Moments later, I heard Mallory’s sweet voice yell for me, “I found him!” Holy cats, you guys. The relief that washed over me was overwhelming. Then, they appeared from around the bend – Mallory on her bike and Pablo on his electric scooter. Even from a block away, I could see on his face that he knew he was in trouble! “I’m sorry, Mom!” As they approached me, I burst into tears. Pablo threw his arms around me and started to sob. “I’m so sorry, Mommy!” I told him I was moments away from calling the police. He cried harder. “But I don’t want to go to jail!” Oh, Pablo.

Turns out, Pablo has been spending a lot of time on Google Maps – which isn’t actually unusual for him – and he’s been memorizing all the routes in the neighborhood to get to the places he likes to go. I don’t think he truly INTENDED to hop on the bike path and head all the way down to the BIG park, which is more than half a mile from our house – but he got pretty far away in a hurry on his electric scooter! And practically gave me a heart attack in the process. Naturally, we had another long talk about boundaries and rules, and I’m crossing all my fingers that this doesn’t happen again any time soon. Still, I’m looking into getting some sort of tracking device for Pablo, just in case my intuition doesn’t kick in next time! If you have any tips for me, I’m all ears.

What are your rules for your children, when it comes to playing in the neighborhood? Do you allow your kids to visit nearby parks without you?


  1. Daria says:

    Tough one. I’m struggling with what is good for building independence and where the line is for safety. I”m realizing the Jessica thing has affected me more than I thought. Now every time my kids head out the door I wonder if they are going to be hurt by a stranger. Weird for me and I don’t like it.

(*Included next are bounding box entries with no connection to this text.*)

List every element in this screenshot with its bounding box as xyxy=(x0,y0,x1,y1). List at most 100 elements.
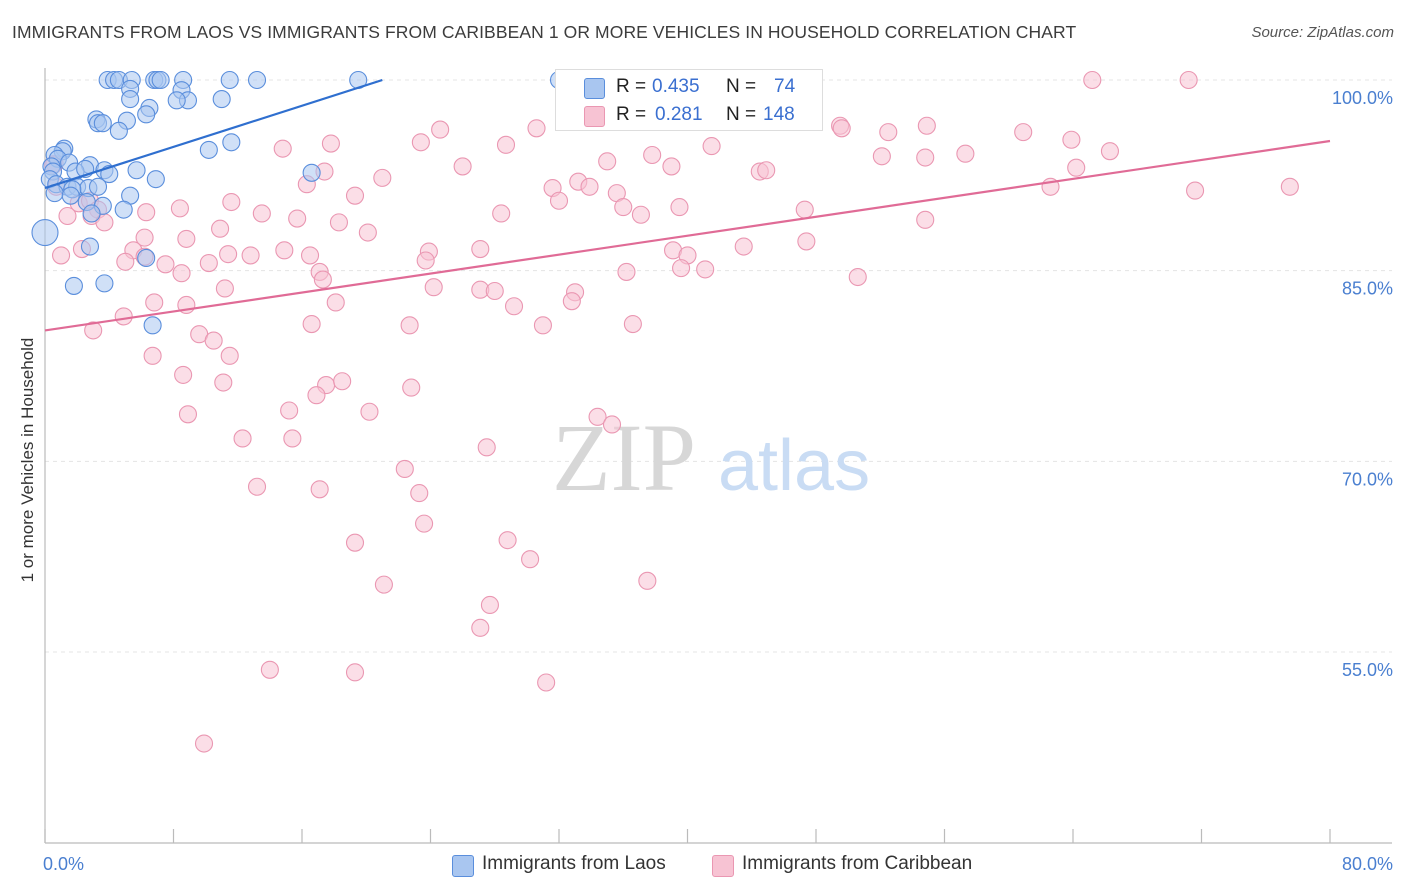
caribbean-point xyxy=(916,210,935,229)
caribbean-point xyxy=(477,438,496,457)
caribbean-point xyxy=(307,386,326,405)
caribbean-point xyxy=(848,267,867,287)
caribbean-point xyxy=(1280,177,1299,196)
laos-r-value: 0.435 xyxy=(652,76,700,97)
caribbean-point xyxy=(631,205,650,224)
laos-point xyxy=(199,140,218,159)
caribbean-point xyxy=(199,253,218,273)
caribbean-point xyxy=(415,514,434,533)
caribbean-point xyxy=(84,321,103,340)
caribbean-n-label: N = xyxy=(726,104,757,125)
legend: Immigrants from Laos Immigrants from Car… xyxy=(0,853,1406,877)
caribbean-point xyxy=(1014,123,1033,142)
legend-caribbean-swatch xyxy=(712,855,734,877)
caribbean-swatch xyxy=(584,106,605,127)
laos-point xyxy=(61,186,80,205)
caribbean-point xyxy=(52,246,71,265)
caribbean-point xyxy=(395,459,414,479)
laos-n-label: N = xyxy=(726,76,757,97)
caribbean-point xyxy=(1100,142,1119,161)
watermark-atlas: atlas xyxy=(718,426,870,506)
caribbean-point xyxy=(562,292,581,311)
caribbean-point xyxy=(598,152,617,171)
caribbean-point xyxy=(431,120,450,139)
caribbean-point xyxy=(492,204,511,223)
legend-laos-label: Immigrants from Laos xyxy=(482,853,666,874)
caribbean-point xyxy=(956,144,975,163)
caribbean-point xyxy=(58,206,77,226)
caribbean-point xyxy=(672,259,691,278)
caribbean-point xyxy=(329,213,348,232)
caribbean-point xyxy=(471,240,490,259)
grid-lines xyxy=(45,79,1392,653)
caribbean-point xyxy=(527,119,546,138)
chart-title: IMMIGRANTS FROM LAOS VS IMMIGRANTS FROM … xyxy=(12,22,1077,42)
caribbean-point xyxy=(220,346,239,365)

    If the siblings are together I feel much more comfortable than solo wanderings. At least I feel someone is there to get help if something goes wrong.

    But, yes, I’ve let the kids go to the park without me for 30min at a time. I give them my phone and make them call when they get there and call when they leave.

    I am SO not a helicopter mom, so this anxiety is really getting to me…

    Good call on turning around mama!!

    1. Laura says:

      That’s exactly it, Daria – I’m sure the danger has always been there lurking, but having a child abducted and murdered practically in your backyard has changed our whole city.

  2. Loretta says:

    Eeks! So glad Pablo was quickly located. I know those few moments of wondering where they’ve gone are painful and feel like little lifetimes whizzing by.

    I always had a hard time deciding how far was close enough that I would let the kids play without one of us and how far was truly absolutely too far. Finding a balance between happy kids and spazzing out mom was always difficult for me (still is difficult for me) Even when we lived in the fenced apartment/townhouse community and the playground was part of the community I had a hard time letting the kids go there on their own, I made them come back home to check in frequently …

    Maybe if the park he wants to visit is super nearby with no main roads to cross to get to it and a sibling goes with it could be something to let them try with a time limitation. I always made the boys take a cell phone with them too (they have their own now, but they didn’t before) it generally made me feel better knowing they had the phone if they needed something and I told them to call me when they walking back.

    1. Laura says:

      And that’s the thing, Retta – it’s not like it SHOULD be unsafe. He’s going to be TEN, for cryin’ out loud. I think I MIGHT be able to allow them to go in a group – maybe. I don’t know. Like Daria said, we were changed by the abduction of Jessica Ridgeway. It’s hard to want to let your kids out of your sight these days.

  3. Amy Lynn says:

    My brother has a tracking device for his kids. It’s a really good one. They tried it out in a football stadium. I’ll get the name and text it to you. Mother’s intuition is some crazy shit! Way to go Mama! You are amazing!

    1. Laura says:

      AWESOME, Amy – please do. We’d be very interested.

  4. Kim in Salt Lake City says:

    Holy cats! How scary! I’m so very glad it all turned out OK!

  5. Karen says:

    Aw man I’m so glad you had that intuition to turn around! How scary. I’m so glad he’s okay.